Der Entwurf wertet die sogenannte Zentralstellenfunktion des BKA weiter auf, indem er das Amt ermächtigt, "zu Zwecken der Auswertung" nunmehr ohne vorherige Anfrage bei inländischen Sicherheitsbehörden Daten bei beliebigen inländischen Stellen sowie ausländischen und internationalen Sicherheitsbehörden zu erheben. Das BKA entwickelt sich damit weiter von einer Serviceeinrichtung der ermittelnden Dienststellen der Länder hin zu einer sachfernen und autonomen Datensammelzentrale kraft eigenen Rechts. Diese Zentralstellenfunktion des BKA ist schon nach noch geltendem Recht schwerwiegenden Bedenken ausgesetzt, denn das Amt wird zur sogenannten vorbeugenden Verbrechensbekämpfung schon im Vorfeld von Strafverfolgung oder Gefahrenabwehr tätig. Die Sachleitungsbefugnis der Staatsanwaltschaft soll auch nach der Entwurfsbegründung erst einsetzen, wenn das BKA von sich aus einen Tatverdacht für hinreichend erhärtet hat. Deutlicher ist eine Ermittlungsbefugnis im Vorfeld eines Tatverdachts nicht zu beschreiben.

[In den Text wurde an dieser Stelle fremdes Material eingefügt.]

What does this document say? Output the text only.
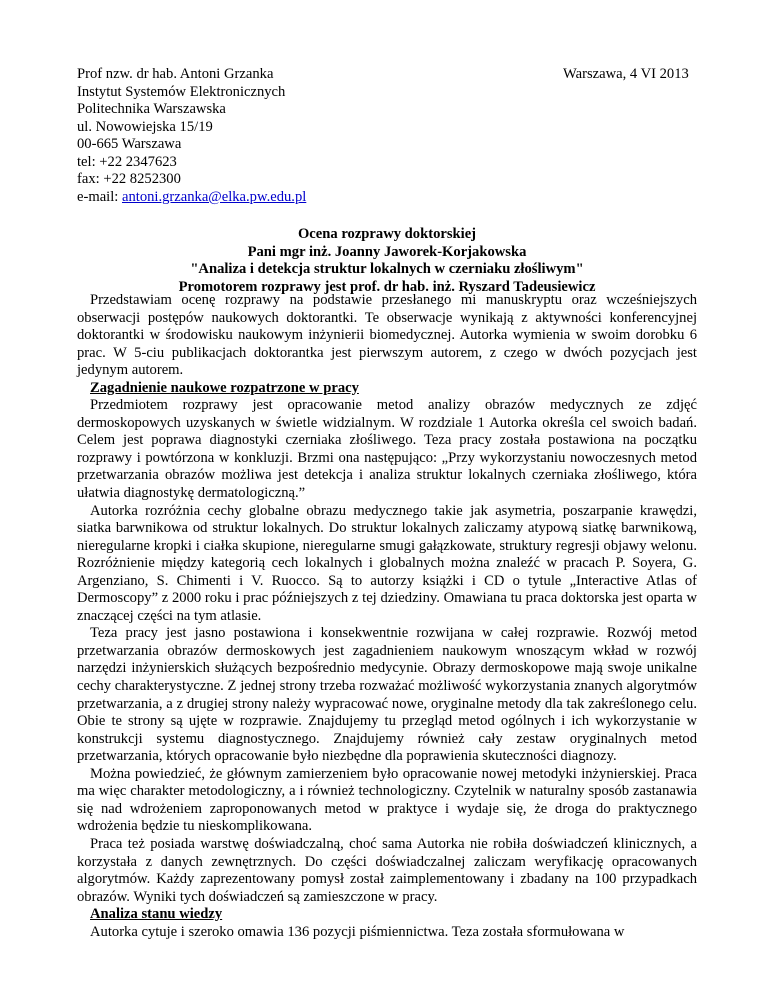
Prof nzw. dr hab. Antoni Grzanka
Instytut Systemów Elektronicznych
Politechnika Warszawska
ul. Nowowiejska 15/19
00-665 Warszawa
tel: +22 2347623
fax: +22 8252300
e-mail: antoni.grzanka@elka.pw.edu.pl
Warszawa, 4 VI 2013
Ocena rozprawy doktorskiej
Pani mgr inż. Joanny Jaworek-Korjakowska
"Analiza i detekcja struktur lokalnych w czerniaku złośliwym"
Promotorem rozprawy jest prof. dr hab. inż. Ryszard Tadeusiewicz

Przedstawiam ocenę rozprawy na podstawie przesłanego mi manuskryptu oraz wcześniejszych obserwacji postępów naukowych doktorantki. Te obserwacje wynikają z aktywności konferencyjnej doktorantki w środowisku naukowym inżynierii biomedycznej. Autorka wymienia w swoim dorobku 6 prac. W 5-ciu publikacjach doktorantka jest pierwszym autorem, z czego w dwóch pozycjach jest jedynym autorem.

Zagadnienie naukowe rozpatrzone w pracy

Przedmiotem rozprawy jest opracowanie metod analizy obrazów medycznych ze zdjęć dermoskopowych uzyskanych w świetle widzialnym. W rozdziale 1 Autorka określa cel swoich badań. Celem jest poprawa diagnostyki czerniaka złośliwego. Teza pracy została postawiona na początku rozprawy i powtórzona w konkluzji. Brzmi ona następująco: „Przy wykorzystaniu nowoczesnych metod przetwarzania obrazów możliwa jest detekcja i analiza struktur lokalnych czerniaka złośliwego, która ułatwia diagnostykę dermatologiczną.”

Autorka rozróżnia cechy globalne obrazu medycznego takie jak asymetria, poszarpanie krawędzi, siatka barwnikowa od struktur lokalnych. Do struktur lokalnych zaliczamy atypową siatkę barwnikową, nieregularne kropki i ciałka skupione, nieregularne smugi gałązkowate, struktury regresji objawy welonu. Rozróżnienie między kategorią cech lokalnych i globalnych można znaleźć w pracach P. Soyera, G. Argenziano, S. Chimenti i V. Ruocco. Są to autorzy książki i CD o tytule „Interactive Atlas of Dermoscopy” z 2000 roku i prac późniejszych z tej dziedziny. Omawiana tu praca doktorska jest oparta w znaczącej części na tym atlasie.

Teza pracy jest jasno postawiona i konsekwentnie rozwijana w całej rozprawie. Rozwój metod przetwarzania obrazów dermoskowych jest zagadnieniem naukowym wnoszącym wkład w rozwój narzędzi inżynierskich służących bezpośrednio medycynie. Obrazy dermoskopowe mają swoje unikalne cechy charakterystyczne. Z jednej strony trzeba rozważać możliwość wykorzystania znanych algorytmów przetwarzania, a z drugiej strony należy wypracować nowe, oryginalne metody dla tak zakreślonego celu. Obie te strony są ujęte w rozprawie. Znajdujemy tu przegląd metod ogólnych i ich wykorzystanie w konstrukcji systemu diagnostycznego. Znajdujemy również cały zestaw oryginalnych metod przetwarzania, których opracowanie było niezbędne dla poprawienia skuteczności diagnozy.

Można powiedzieć, że głównym zamierzeniem było opracowanie nowej metodyki inżynierskiej. Praca ma więc charakter metodologiczny, a i również technologiczny. Czytelnik w naturalny sposób zastanawia się nad wdrożeniem zaproponowanych metod w praktyce i wydaje się, że droga do praktycznego wdrożenia będzie tu nieskomplikowana.

Praca też posiada warstwę doświadczalną, choć sama Autorka nie robiła doświadczeń klinicznych, a korzystała z danych zewnętrznych. Do części doświadczalnej zaliczam weryfikację opracowanych algorytmów. Każdy zaprezentowany pomysł został zaimplementowany i zbadany na 100 przypadkach obrazów. Wyniki tych doświadczeń są zamieszczone w pracy.

Analiza stanu wiedzy

Autorka cytuje i szeroko omawia 136 pozycji piśmiennictwa. Teza została sformułowana w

Beispiel 4: Sozialdatengeheimnis

Bei Gelegenheit der vorgeblichen Terrorismusbekämpfung schränkt der Entwurf auch das Sozialdatengeheimnis für personenbezogene Daten über persönlichen und wirtschaftlichen Verhältnisse bei Sozialleistungsträgern weiter ein. Den polizeilichen Sicherheitsbehörden ist im Regelfall nur unter restriktiven Voraussetzungen ein beschränkter Kanon von Sozialdaten zugänglich; im Übrigen bedarf es eines qualifizierten Grundes und einer Einzelfallprüfung. Der Entwurf überlässt es nunmehr allein den Polizeigesetzen und der Strafprozessordnung, inwieweit Sozialdaten für präventiv- und repressivpolizeiliche Rasterfahndungen zugänglich sind. Damit wird der besondere Schutz dieser Daten ausgerechnet zugunsten eines Ermittlungsinstruments aufgehoben, dass sich sowohl in der Vergangenheit durch seine Ineffizienz ausgezeichnet hat als auch schon von seinem Ansatz her darauf angewiesen ist, Daten von Personen zu verwerten, gegen die keinerlei Verdacht besteht. Die Rasterfahndung ist schon aus diesem Grunde eine Methode, bei der sich die Inanspruchnahme besonders geschützter Daten verbietet. Ein praktisches Bedürfnis für die Bekämpfung des internationalen Terrorismus ist nicht zu erkennen. Der Entwurf gibt der Begehrlichkeit nach einem über die persönlichen Verhältnisse der Bevölkerung einzigartig aussagefähigen Datenbestand bedenkenlosen Vorrang.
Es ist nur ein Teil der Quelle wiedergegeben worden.